The case of Kazakhstan can be rather illustrative in this respect. The Kazakh government in due course called for prevention by all means of construction of Kambarata HPP in Kyrgyzstan alleging that enactment of the station “will inevitably disturb fragile balance of power and water supply in the region”. As a result, Bishkek and Astana have come to harmonize their water and energy needs. As a positive example one can also consider the work of expert groups and ad hoc committee of the two countries on use of the water of Talas and Chu. As a result, Kazakhstan has agreed to jointly finance the operation of hydraulic facilities in Kyrgyzstan.

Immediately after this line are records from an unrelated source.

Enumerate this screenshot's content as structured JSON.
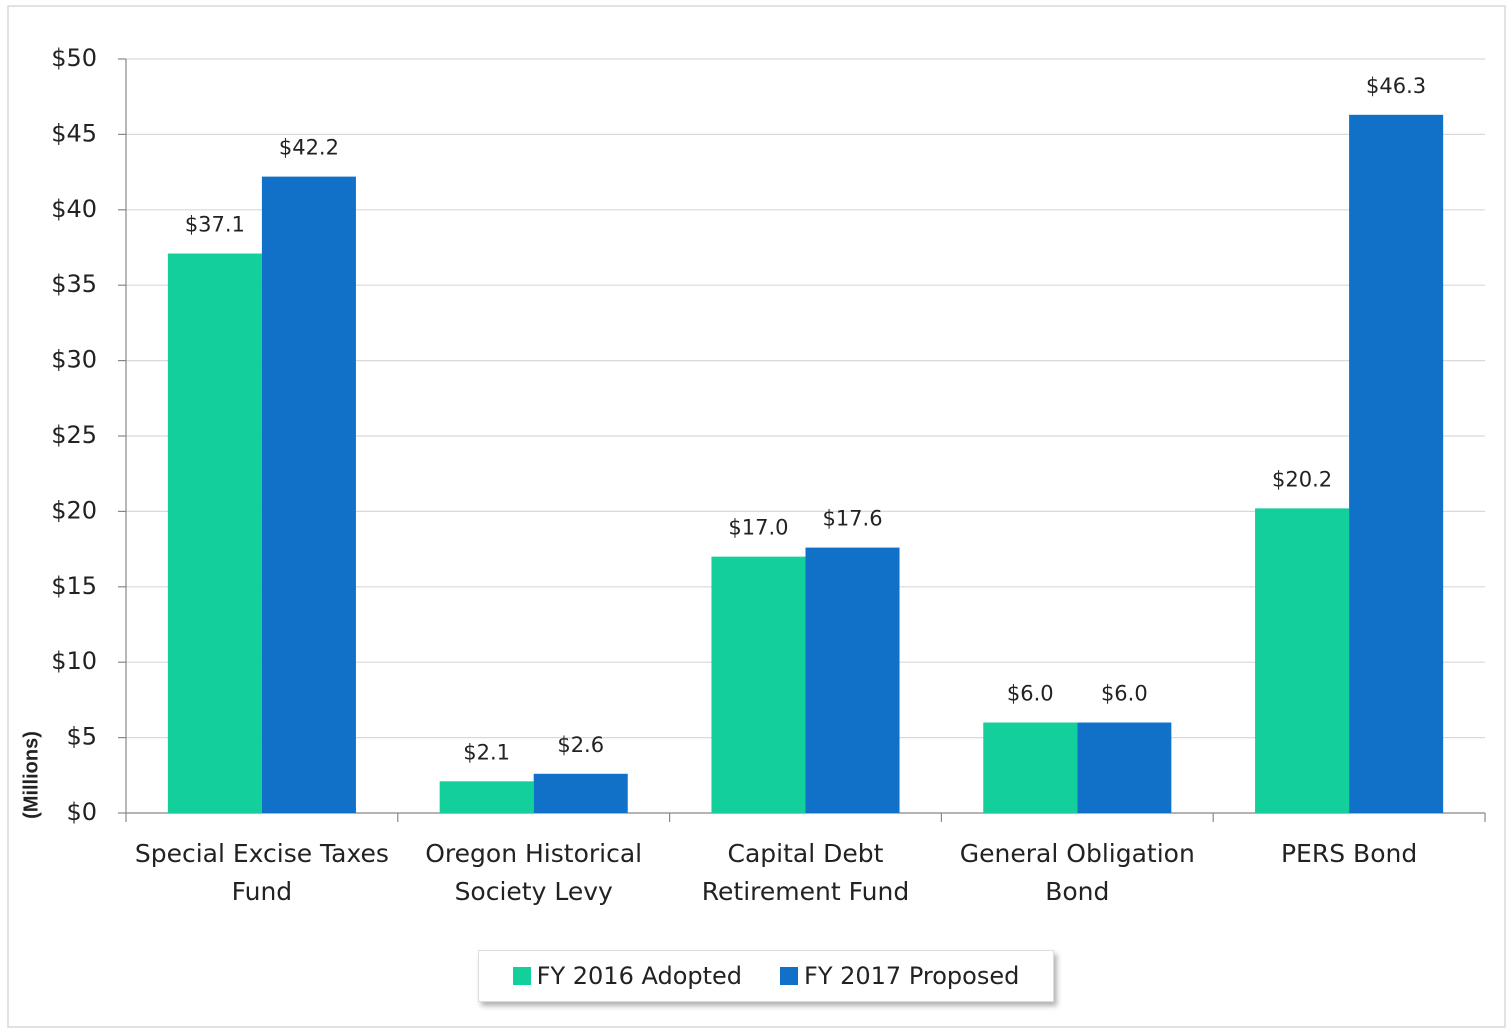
{
  "chart_data": {
    "type": "bar",
    "y_label": "(Millions)",
    "categories": [
      "Special Excise Taxes Fund",
      "Oregon Historical Society Levy",
      "Capital Debt Retirement Fund",
      "General Obligation Bond",
      "PERS Bond"
    ],
    "series": [
      {
        "name": "FY 2016 Adopted",
        "color": "#12cf9b",
        "values": [
          37.1,
          2.1,
          17.0,
          6.0,
          20.2
        ],
        "value_labels": [
          "$37.1",
          "$2.1",
          "$17.0",
          "$6.0",
          "$20.2"
        ]
      },
      {
        "name": "FY 2017 Proposed",
        "color": "#1170c8",
        "values": [
          42.2,
          2.6,
          17.6,
          6.0,
          46.3
        ],
        "value_labels": [
          "$42.2",
          "$2.6",
          "$17.6",
          "$6.0",
          "$46.3"
        ]
      }
    ],
    "ylim": [
      0,
      50
    ],
    "yticks": [
      {
        "value": 0,
        "label": "$0"
      },
      {
        "value": 5,
        "label": "$5"
      },
      {
        "value": 10,
        "label": "$10"
      },
      {
        "value": 15,
        "label": "$15"
      },
      {
        "value": 20,
        "label": "$20"
      },
      {
        "value": 25,
        "label": "$25"
      },
      {
        "value": 30,
        "label": "$30"
      },
      {
        "value": 35,
        "label": "$35"
      },
      {
        "value": 40,
        "label": "$40"
      },
      {
        "value": 45,
        "label": "$45"
      },
      {
        "value": 50,
        "label": "$50"
      }
    ],
    "grid": true,
    "legend": "bottom"
  }
}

It should be added that climate change could also lead to increased water scarcity. According to the Fourth report of the Intergovernmental Panel on Climate Change, the global warming is expected to cause changes in atmospheric circulation and redistribution of precipitation. Some scenarios forecast decrease in rainfall by almost 20% by 2100. In addition, the results of studies indicate that intensive melting of glaciers continues to take place in the zone of formation of Syr Darya and Amu Darya. According to different sources the volume of glaciers decreased from 20 to 40% in 50 years, whereas the rate of decline in recent years is about 1% per year. Decline in volume of glacier water in Central Asia, feeding Amu Darya and Syr Darya rivers, may severely limit their inflow into the irrigation system in Uzbekistan and Kazakhstan as well as undermine the development of hydroelectric power industry in Kyrgyzstan.

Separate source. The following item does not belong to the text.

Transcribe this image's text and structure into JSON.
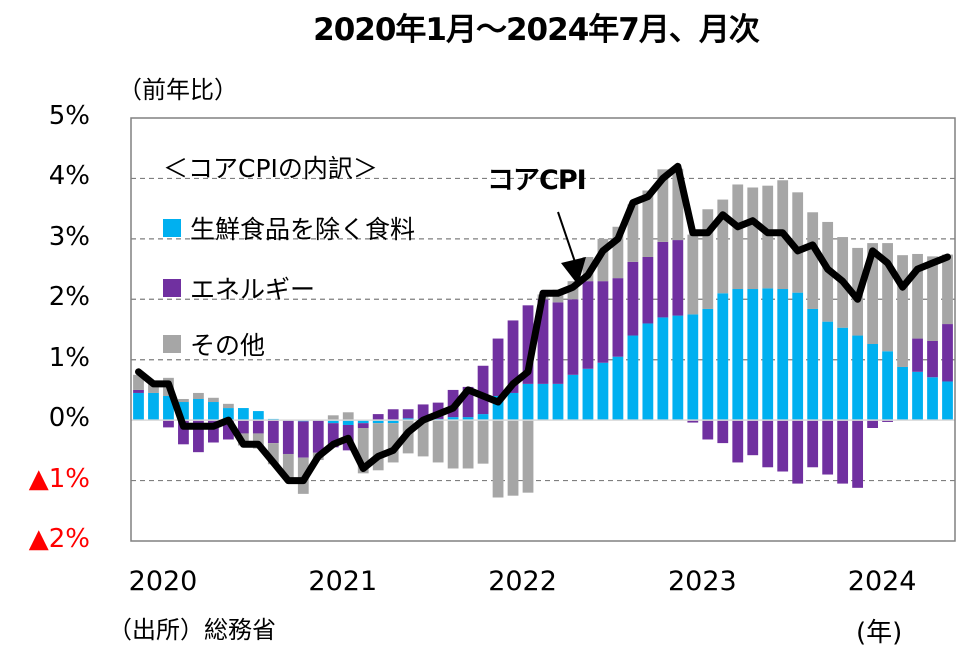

The paradox is that the water resources in the Central Asia provided they are used rationally are enough. However, excessive loss of water is caused by outdated agricultural system, where water consumption per unit exceeds the international indicators by three and sometimes ten times. According to specialists, transition to modern agricultural technology and water management will save up to half of the flow of transboundary rivers in the region annually. And if the water security in the region is not ensured today, the Central Asian countries will face serious social and economic problems tomorrow, which, in turn, is fraught with considerable negative consequences for each country.

The active cooperation on water and energy issues of all countries in the region is a way to solve the problem. Settlement of disputes through negotiation to achieve mutually beneficial agreements is the only possible approach in this regard. The integrated water resources management, which will allow for optimal regime of hydropower stations incorporating both national and regional interests, needs to be established.